Tennessee senators recently passed a bipartisan bill to restrict sex education in the state to, among other things, “Exclusively and emphatically promote sexual risk avoidance through abstinence, regardless of a student’s current or prior sexual experience.”
One particularly interesting part:
“Instruction of the family life education curriculum may not promote any gateway sexual activity or health message that encourages students to experiment with non-coital sexual activity.”
They don’t actually say what “gateway sexual activity” is, but it does guarantee that if parents think their kids learned it at school, they can sue for actual damages plus lawyer’s fees and court costs. I’m not sure exactly what the actual damages for learning about gateway sexual activity are, but it’s nice that they can recoup them.
I also find it interesting that this law only applies to counties in which the teen pregnancy rate exceeds 19.5 per 1000 teens. I guess others are doing their job. As it turns out, only two counties have a higher rate than that (in 2003, anyway) — poor, largely black counties.

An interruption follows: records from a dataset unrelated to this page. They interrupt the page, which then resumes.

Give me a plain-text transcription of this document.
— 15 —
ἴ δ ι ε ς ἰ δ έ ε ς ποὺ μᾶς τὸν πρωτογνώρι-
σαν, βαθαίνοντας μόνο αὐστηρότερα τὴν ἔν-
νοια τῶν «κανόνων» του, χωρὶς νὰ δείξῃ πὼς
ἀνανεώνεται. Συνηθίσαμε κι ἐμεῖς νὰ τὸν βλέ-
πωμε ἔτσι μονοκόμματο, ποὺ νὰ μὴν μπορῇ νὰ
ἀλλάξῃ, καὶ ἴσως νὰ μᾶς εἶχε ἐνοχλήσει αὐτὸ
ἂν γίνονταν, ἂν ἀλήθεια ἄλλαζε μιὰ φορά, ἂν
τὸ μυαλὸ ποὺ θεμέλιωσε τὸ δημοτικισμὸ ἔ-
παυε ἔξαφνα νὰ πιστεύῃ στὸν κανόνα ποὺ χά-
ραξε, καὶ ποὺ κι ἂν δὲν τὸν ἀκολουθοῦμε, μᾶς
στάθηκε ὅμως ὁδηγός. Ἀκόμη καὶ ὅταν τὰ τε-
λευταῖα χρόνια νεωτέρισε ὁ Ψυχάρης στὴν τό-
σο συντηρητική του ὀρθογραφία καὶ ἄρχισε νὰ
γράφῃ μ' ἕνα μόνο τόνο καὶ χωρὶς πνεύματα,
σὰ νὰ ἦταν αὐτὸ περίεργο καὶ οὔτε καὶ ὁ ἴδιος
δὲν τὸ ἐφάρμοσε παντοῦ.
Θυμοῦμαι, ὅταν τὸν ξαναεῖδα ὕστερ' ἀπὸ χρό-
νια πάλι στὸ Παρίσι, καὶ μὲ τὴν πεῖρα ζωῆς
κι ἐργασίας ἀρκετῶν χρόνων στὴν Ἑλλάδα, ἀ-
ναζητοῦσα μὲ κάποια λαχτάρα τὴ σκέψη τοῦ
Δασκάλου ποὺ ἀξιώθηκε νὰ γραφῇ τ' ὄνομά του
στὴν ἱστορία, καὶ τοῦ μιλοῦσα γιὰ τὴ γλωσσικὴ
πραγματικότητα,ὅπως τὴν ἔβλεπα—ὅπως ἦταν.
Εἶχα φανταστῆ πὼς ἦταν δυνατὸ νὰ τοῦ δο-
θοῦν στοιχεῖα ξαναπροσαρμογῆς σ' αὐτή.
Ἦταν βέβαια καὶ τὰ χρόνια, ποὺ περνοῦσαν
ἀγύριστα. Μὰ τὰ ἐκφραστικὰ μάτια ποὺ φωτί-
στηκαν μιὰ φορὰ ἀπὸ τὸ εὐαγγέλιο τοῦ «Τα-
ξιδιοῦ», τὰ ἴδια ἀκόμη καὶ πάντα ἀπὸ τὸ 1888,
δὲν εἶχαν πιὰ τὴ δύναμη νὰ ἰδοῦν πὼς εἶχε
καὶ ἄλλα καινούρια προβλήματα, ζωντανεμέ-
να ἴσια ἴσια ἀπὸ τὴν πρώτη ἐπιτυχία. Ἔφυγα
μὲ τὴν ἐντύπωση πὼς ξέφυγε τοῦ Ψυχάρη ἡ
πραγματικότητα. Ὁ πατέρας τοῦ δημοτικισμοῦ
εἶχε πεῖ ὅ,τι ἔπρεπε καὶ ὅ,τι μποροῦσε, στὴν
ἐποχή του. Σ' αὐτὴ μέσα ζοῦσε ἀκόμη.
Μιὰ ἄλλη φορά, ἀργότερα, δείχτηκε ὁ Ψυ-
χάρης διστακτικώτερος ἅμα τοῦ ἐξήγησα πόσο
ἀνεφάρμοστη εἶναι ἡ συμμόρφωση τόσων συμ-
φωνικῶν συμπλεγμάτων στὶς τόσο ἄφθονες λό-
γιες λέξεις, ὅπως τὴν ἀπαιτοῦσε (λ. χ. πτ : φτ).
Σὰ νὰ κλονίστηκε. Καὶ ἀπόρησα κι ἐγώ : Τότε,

I think we’ve got way too many lawmakers if they have time to come up with idiotic poo like this. If the goal is to make everyone even more paranoid about talking about sex, I guess this is a good bill.
Teen pregnancies have been on the decline in the US since about 1990, but they are by far the highest in the bible belt states that are the biggest promoters of this “abstinence only” education. Sure, I think that means their plan is ill-advised and unrealistic, but maybe it means they just need to try to promote ignorance more intensely.